Often vanity publishers claim to be subsidiaries or self-publishing companies. One needs to well research and do a detailed background check-up if going with anything other than a reputable traditional publisher.
Allow me to share an excerpt from a blog post by Richard Curtis:
“The line that once sharply separated traditional publishing (“We pay you”) and vanity publishing (“You pay us”) has all but dissolved in this corrosive environment of fabulous riches.’’
The new era is for hybrid publishing, and that’s what exactly Austin Macauley is doing. If they see potential in the author and the book is promising enough, they willingly take the risk and offer a traditional publishing contract. However, there are authors, books, and even genres like poetry that do not sell well and no traditional publishing company will give them a chance. To such authors, Austin Macauley will offer a contributory contract. Where the author will share the financial responsibility of the book. It’s different from self-publishing because they offer to market their book, get them listed in book stores and school libraries. They also push books through different media, radio television, and the internet included.
The average cost of publishing through the contributory contract of Austin Macauley is although un-known but some claim it is more expensive than self publishing. This might be accounted for the ‘professional finish’ of the book and additional marketing services they provide.

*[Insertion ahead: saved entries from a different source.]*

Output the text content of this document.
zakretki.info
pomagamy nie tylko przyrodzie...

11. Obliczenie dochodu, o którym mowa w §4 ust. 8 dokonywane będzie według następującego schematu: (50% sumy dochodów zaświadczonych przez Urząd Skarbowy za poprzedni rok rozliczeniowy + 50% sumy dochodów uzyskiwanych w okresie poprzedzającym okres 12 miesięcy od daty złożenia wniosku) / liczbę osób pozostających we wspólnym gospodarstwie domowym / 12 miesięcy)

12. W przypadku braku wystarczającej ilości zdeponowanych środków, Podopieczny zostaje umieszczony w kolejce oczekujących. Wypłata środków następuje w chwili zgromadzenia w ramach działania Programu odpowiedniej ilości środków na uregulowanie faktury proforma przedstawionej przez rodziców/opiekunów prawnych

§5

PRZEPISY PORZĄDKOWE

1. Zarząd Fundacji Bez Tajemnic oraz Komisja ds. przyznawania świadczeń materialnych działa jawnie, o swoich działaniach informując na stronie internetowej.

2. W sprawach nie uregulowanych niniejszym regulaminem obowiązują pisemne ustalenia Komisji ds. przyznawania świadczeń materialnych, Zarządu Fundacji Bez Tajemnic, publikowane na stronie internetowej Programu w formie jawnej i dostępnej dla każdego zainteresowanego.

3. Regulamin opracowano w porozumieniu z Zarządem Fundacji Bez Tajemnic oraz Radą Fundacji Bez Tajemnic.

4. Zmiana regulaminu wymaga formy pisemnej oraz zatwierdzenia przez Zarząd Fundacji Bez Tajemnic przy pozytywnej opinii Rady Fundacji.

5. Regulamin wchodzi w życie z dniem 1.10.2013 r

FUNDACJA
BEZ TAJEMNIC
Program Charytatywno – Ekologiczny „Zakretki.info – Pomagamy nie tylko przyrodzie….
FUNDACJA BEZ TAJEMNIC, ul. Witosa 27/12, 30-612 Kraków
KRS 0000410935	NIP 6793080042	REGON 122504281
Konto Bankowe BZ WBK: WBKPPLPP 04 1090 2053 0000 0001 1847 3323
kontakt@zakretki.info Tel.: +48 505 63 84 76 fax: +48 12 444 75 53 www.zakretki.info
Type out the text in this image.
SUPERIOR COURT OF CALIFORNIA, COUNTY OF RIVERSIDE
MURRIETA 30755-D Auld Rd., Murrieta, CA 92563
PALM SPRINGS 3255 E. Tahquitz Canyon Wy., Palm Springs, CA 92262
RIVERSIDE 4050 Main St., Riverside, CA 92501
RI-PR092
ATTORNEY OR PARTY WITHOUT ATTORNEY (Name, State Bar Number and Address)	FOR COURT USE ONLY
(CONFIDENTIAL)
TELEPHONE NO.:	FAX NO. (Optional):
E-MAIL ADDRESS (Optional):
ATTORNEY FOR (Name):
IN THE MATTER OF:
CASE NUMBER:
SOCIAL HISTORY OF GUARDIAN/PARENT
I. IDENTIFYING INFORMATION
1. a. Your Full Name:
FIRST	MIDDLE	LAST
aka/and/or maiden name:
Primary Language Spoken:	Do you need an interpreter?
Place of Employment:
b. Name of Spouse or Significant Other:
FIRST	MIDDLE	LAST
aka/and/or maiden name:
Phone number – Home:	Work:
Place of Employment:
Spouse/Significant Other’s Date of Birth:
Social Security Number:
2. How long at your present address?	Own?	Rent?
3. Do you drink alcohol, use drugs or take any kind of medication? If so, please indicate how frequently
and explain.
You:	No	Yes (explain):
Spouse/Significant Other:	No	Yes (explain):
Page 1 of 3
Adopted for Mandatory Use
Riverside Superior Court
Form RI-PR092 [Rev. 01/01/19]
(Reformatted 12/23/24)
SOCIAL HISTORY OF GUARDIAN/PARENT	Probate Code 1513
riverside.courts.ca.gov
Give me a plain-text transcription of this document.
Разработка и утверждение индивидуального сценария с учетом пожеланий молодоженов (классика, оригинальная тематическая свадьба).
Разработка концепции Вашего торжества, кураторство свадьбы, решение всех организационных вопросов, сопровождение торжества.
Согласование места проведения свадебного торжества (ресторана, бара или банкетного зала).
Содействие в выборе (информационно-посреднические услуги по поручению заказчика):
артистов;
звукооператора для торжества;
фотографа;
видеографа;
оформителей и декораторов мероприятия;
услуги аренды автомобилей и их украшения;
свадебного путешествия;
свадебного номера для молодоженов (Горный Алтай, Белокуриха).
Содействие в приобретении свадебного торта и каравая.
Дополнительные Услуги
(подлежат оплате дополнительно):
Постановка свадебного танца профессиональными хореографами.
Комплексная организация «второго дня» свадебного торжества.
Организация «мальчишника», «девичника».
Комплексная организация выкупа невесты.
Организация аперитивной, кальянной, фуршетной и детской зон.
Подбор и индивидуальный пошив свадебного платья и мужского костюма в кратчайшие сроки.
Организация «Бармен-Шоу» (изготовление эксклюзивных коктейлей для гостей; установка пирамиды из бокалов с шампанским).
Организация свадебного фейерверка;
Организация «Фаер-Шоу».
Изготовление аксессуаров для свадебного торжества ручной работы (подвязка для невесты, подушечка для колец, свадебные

Austin Macauley Books are listed in most Barnes and Noble book stores (a reputed book store chain). Often children books author published by Austin Macauley are invited to attend the storytime, where the author reads from their book and interacts with the audience. Austin Macauley has also been part of certain controversies often accused by authors about ‘asking for money’, delayed responses, and every other thing that is part of the publishing business. Thing is, their business model is relatively new and many authors are unfamiliar with it. Competitors taking advantage of such naivety on part of authors, play with authors to harm the reputation of Austin Macauley.
However, Austin Macauley is yet a budding publisher and has a long way to go. At this stage, it really can not afford to be too picky about authors and content quality. So far it has survived the competitive market, doing a decent job at marketing but yet it has to expand its marketing network. Austin Macauley has been undergoing expansions quickly for the past three years. From the start of 2017, they have opened offices in New York, Sharjah, and Sydney. In the coming year, Austin Macauley also has plans to open offices in South Africa and Canada.
So basically because Austin Macauley sometimes offer traditional contracts and give marketing services to all their authors, they can not be classified as self-publishers. Austin Macauley state at their own website to be hybrid publishers. It seems advisable to me, to go for a small publisher, rather than self publishing. It makes your book look more credible if introduced with a name of a publishing house in comparison to be called as self-published.
While they still have margin to grow and places to go, it could be an excellent opportunity to get published with them as they are not yet as picky as Random House but still trying best to make their impression in the market. Runner up always tries harder in the next race, so it might be good idea to place your bets on them. It’s a great chance to grow with a s growing publisher.